AISHA TERRY: Thank you so much. I appreciate being here.
RASCOE: Let's start with that briefing. What was the warning that you delivered?
TERRY: Well, you know, the message was really clear - first of all, that boarding or patient boarding is a clear and present public health danger affecting thousands of individual and collective patients every single day. In fact, this is really more a symptom of the floundering of the current health care system in general.
RASCOE: And Doctor, when you say boarding, what do you mean by boarding?
TERRY: Boarding is when a patient remains in the emergency department, even after a disposition has been made in terms of what their care should be, sometimes even for days and months and weeks, which I know blows people's minds, and not getting the care that they need, the care that they deserve and the attention.
RASCOE: What are the most common issues people are seeking care for when they come to the ER?
TERRY: One thing that is so important to remember is that the emergency department is the safety net of health care in our country. We see patients presenting with chest pain, abdominal pain, headaches. We certainly see patients even in labor about to deliver a baby. We see lacerations and orthopedic injuries and broken bones. Essentially, we are the jack of all trades, if you will, and we're there 24/7 to care for patients. The problem with boarding is that it's really interfering with the inherent function of the safety net, because when we can't move patients essentially the whole system backs up. We just don't have physical space. So we find ourselves literally going into the waiting rooms to take care of patients from there or taking care of patients in the hallway. But we as emergency physicians are doing the best we can with what is really a systems problem. And that's what I really want to emphasize. This is not because, you know, we're not moving quick enough. I would say that rather than even refer to it as boarding, it should probably be called health system overload.
RASCOE: People may have a lot of difficulties accessing health care. They don't have a regular doctor, so they go into the emergency room. What does that mean for the emergency room?

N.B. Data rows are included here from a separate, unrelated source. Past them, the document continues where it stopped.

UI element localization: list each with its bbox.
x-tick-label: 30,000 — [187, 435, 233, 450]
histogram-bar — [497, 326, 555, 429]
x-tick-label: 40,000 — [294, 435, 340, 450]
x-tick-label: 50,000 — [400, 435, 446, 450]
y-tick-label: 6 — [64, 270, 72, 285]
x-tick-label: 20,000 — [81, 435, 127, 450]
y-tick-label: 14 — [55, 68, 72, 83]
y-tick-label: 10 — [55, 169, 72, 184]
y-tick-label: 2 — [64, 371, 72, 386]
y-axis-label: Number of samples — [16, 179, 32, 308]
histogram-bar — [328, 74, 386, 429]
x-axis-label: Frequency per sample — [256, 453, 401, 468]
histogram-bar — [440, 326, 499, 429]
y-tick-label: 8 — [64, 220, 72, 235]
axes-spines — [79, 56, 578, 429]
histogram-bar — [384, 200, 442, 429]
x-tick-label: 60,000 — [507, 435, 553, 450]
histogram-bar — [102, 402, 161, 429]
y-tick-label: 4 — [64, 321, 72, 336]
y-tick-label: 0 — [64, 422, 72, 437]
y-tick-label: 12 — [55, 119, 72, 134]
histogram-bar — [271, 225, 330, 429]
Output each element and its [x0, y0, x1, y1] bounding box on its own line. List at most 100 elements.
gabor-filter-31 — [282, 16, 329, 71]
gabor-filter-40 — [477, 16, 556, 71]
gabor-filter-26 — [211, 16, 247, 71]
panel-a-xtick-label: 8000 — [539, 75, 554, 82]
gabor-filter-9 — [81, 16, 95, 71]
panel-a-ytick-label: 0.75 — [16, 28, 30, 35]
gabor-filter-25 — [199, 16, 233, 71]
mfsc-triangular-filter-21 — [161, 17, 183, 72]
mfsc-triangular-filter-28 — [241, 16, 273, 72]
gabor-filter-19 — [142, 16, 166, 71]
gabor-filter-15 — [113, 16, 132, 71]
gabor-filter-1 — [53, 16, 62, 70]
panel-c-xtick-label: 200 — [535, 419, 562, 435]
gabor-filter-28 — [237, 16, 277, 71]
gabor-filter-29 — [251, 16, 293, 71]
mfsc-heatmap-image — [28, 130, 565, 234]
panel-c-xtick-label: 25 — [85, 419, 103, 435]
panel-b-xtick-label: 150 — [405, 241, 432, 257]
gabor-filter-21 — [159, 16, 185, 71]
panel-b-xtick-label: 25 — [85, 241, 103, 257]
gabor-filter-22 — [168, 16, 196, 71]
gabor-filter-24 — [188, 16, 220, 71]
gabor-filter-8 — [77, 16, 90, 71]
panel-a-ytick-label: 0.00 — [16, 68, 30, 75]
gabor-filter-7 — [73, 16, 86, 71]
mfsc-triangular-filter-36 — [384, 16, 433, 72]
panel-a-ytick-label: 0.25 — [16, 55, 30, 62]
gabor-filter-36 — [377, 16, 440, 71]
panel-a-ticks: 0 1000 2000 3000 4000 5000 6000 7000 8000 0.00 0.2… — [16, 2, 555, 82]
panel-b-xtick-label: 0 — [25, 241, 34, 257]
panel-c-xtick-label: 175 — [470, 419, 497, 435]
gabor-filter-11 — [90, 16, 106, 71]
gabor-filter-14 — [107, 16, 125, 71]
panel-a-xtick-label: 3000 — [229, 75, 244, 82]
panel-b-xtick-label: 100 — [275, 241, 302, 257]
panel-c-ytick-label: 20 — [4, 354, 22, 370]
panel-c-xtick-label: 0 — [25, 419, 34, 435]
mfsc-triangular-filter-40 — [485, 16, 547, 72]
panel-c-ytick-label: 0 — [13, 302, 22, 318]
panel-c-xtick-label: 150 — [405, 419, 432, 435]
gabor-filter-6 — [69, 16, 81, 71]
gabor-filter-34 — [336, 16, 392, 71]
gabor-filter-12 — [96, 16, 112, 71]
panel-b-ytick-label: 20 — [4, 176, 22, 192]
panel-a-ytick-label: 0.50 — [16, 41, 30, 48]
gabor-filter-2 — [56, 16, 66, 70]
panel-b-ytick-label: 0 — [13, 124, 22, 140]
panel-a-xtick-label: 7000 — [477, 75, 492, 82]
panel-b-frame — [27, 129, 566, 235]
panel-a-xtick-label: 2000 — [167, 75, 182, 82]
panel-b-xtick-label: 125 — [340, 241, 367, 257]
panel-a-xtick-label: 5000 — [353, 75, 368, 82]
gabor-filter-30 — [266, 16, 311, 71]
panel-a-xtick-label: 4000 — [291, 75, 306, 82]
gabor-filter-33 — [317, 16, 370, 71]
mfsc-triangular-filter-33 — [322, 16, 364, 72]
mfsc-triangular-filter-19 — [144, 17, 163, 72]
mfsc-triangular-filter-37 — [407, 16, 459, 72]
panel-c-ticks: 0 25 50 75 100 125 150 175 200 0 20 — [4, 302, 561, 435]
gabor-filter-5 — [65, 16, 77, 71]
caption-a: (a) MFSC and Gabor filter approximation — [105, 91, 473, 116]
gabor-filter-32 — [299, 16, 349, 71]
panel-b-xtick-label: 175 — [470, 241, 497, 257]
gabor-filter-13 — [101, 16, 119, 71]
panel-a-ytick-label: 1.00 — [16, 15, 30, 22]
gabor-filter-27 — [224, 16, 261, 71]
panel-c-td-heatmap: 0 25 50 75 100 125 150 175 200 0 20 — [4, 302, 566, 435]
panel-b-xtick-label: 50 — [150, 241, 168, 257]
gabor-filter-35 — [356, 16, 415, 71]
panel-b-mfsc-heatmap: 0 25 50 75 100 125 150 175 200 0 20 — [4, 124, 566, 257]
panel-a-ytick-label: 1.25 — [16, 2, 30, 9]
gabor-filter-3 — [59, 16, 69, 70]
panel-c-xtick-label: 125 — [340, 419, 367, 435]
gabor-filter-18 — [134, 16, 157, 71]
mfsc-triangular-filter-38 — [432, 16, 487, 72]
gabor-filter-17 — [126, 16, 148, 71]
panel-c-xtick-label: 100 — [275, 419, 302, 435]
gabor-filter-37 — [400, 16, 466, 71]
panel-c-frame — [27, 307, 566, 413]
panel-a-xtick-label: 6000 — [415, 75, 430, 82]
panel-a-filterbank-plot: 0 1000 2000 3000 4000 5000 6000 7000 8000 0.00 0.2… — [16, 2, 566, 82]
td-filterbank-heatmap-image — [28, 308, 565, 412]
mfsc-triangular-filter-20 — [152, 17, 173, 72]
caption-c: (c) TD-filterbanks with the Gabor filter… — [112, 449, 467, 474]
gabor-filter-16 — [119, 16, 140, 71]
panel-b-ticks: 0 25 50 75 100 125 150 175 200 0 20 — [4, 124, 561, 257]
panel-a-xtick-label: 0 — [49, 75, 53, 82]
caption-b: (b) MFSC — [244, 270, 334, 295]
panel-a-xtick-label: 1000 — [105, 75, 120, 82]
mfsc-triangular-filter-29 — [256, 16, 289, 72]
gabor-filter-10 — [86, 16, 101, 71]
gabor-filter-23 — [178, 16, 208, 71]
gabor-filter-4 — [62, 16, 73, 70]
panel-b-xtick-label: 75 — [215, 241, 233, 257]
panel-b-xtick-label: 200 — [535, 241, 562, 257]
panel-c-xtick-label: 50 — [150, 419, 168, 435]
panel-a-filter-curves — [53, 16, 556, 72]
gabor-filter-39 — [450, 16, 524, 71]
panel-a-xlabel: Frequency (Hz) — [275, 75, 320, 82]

TERRY: We see patients every day who have really delayed coming in to get care for problems that are then exacerbated. And oftentimes the treatment requires more than just being in the emergency department. It requires that they be admitted to the hospital and stay overnight and get testing and various management and modalities. Part of the problem with health system overload is that it's a health equity problem. Individuals who are marginalized, such as individuals dealing with mental illness, tend to fare worse when it comes to being able to get the care that they need in the health care system and even in the emergency department.
RASCOE: Can you tell us how COVID and doctor shortages might have made this worse?
TERRY: A big piece of it does relate to there being inadequate staffing of nurses, inadequate staffing of technicians, inadequate staffing of transporters and even physicians. The COVID pandemic certainly took a toll on all of us, and we've certainly seen increased attrition in terms of early retirement and the like, and that impacts our ability to take care of patients. If you think about it, if there's a bed available for a patient, but if there is no nurse there to tend to that patient in the bed, then essentially it's like there's no bed.
RASCOE: Yeah. What are the solutions here?
TERRY: First and foremost, increased awareness about the problem. We also engage the Department of Health and Human Services, hoping that they will launch a boarding task force again with various stakeholders. We are working really hard to engage patient advocacy groups as well. We are working really hard to make sure that emergency physicians have resources so they know how to start the conversation about this problem with their emergency department and hospital administrators, as well as with state officials.
RASCOE: That's American College of Emergency Physicians President-elect Dr. Aisha Terry. Doctor, thank you so much for speaking with me.